The Story of the Journey of the Masculine
(Image to come)
I debuted my art show last night, “The Journey of the Masculine through Shadow and Light” at my studio here in Tallahassee. A part of the installation was a story that I channeled that morning and printed up, placing it underneath the 50 images that comprised this show. I believe I was guided to make this art and to bring through this story in order to create a book. However, I want to share The Story with you now.
“Once upon a time, there was peace.
The Masculine principle desired to expand its knowing of itself. It began by making choices; these choices compressed All of Creation, towards the end of the Masculine knowing itself.
The compressions resulted in the Masculine principle fracturing the world. Manifestations included the subjugation of nature and the Masculine principle’s partner, the Feminine.
In coming to know itself, the Masculine revealed the need for balance.
All of Creation supported, in love, the Masculine’s desire to know itself. All of Creation was in agreement with the expressions of the out-of-balance world that the Masculine created. So, when the time came to correct the imbalance, the Feminine stepped in to bring balance.

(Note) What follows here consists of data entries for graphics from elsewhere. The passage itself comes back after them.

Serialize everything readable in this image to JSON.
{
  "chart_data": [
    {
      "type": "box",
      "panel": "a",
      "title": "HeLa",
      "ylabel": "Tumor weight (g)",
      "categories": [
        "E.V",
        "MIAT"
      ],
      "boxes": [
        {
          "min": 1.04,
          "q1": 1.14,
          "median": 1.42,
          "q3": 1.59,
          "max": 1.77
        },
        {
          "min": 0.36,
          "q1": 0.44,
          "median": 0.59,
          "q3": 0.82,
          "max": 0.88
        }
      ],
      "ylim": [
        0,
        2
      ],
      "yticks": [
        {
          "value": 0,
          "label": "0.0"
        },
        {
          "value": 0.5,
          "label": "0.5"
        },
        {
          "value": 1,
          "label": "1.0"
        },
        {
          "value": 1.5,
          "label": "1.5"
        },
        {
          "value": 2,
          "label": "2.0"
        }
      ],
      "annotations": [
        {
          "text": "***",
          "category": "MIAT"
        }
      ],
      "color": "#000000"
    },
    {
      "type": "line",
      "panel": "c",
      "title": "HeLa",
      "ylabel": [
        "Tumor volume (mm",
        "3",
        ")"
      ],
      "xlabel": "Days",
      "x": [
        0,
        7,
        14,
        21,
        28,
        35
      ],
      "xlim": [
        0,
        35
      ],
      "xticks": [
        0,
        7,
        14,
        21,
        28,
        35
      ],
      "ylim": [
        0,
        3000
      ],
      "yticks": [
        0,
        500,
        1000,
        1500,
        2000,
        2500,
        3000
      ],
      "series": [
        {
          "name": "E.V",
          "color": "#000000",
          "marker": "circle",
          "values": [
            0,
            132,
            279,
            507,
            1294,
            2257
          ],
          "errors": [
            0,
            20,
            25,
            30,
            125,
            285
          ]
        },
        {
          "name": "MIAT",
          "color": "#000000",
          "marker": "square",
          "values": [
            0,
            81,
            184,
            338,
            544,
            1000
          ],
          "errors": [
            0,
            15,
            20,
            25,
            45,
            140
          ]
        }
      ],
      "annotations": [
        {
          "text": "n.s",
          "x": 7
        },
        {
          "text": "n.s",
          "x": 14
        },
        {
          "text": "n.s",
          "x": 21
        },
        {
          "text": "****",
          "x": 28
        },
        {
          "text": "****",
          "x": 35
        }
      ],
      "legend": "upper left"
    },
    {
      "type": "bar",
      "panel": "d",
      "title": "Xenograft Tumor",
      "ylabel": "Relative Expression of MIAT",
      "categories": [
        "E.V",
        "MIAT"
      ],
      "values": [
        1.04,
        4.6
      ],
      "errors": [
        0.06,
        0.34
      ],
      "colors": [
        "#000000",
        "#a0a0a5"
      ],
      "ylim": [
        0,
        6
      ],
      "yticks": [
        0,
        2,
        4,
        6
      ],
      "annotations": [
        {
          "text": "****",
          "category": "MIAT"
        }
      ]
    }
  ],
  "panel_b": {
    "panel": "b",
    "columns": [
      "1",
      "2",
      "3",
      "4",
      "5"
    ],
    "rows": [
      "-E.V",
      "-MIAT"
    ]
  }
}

The Feminine principle held the space within which the Masculine began to mend the fractures. The Feminine invoked the powers of balance to assist in the mending. The return created a stirring in the hearts of humankind, which opened a door to a side of themselves they had forgotten.
The return of the Feminine created a choice – to continue in the imbalance, or to embrace a new wholeness. The choice became more and more apparent as the worlds collided; friction, the result of two coming together to become one, was the medium to invoke the choice.
The friction became so prevalent as to capture All of Creation’s interest. Spectators and supporters attended the Great Re-Balancing; across the farthest reaches The Story was felt and held. The love that emanated from All Creation provided an alchemical support which increased the intensity of the friction.
The increased friction acted like sandpaper, destroying old patterns. Cleansing and re-ordering became the way of life. The new wholeness was achieved through the union of the Feminine and the Masculine principles.
Balance again reigned.”
What was interesting to me was that this channeled story has a happy ending, as if from a larger perspective, all of the pain and suffering that has resulted from the break between the masculine and feminine were just part of the “play”, and that in the end it really is just experience.
However, the 50 images I was guided to create tell a different story…in graphic detail, I was shown over and over the fracturing and the pain and subjugation mentioned in The Story, yet there was no happy ending in the 50 images. I was told that the human version of the story is told by the images, and that we’re not at the end yet.
I was so grateful for the considered questions and responses that folks had. One man whispered quietly to me, “Thank you for not blaming the men for everything.” It broke my heart, and made me glad I have access to another version of the story.
A flood of work is coming through me, and it seems to be very much in examination of the dynamic between the feminine and the masculine, both within each of us and in the collective whole. I am beginning to see that part of my soul’s desire on the earth is to bring healing to the masculine through the embodiment of the Sacred Feminine. I am brought to tears with this knowing.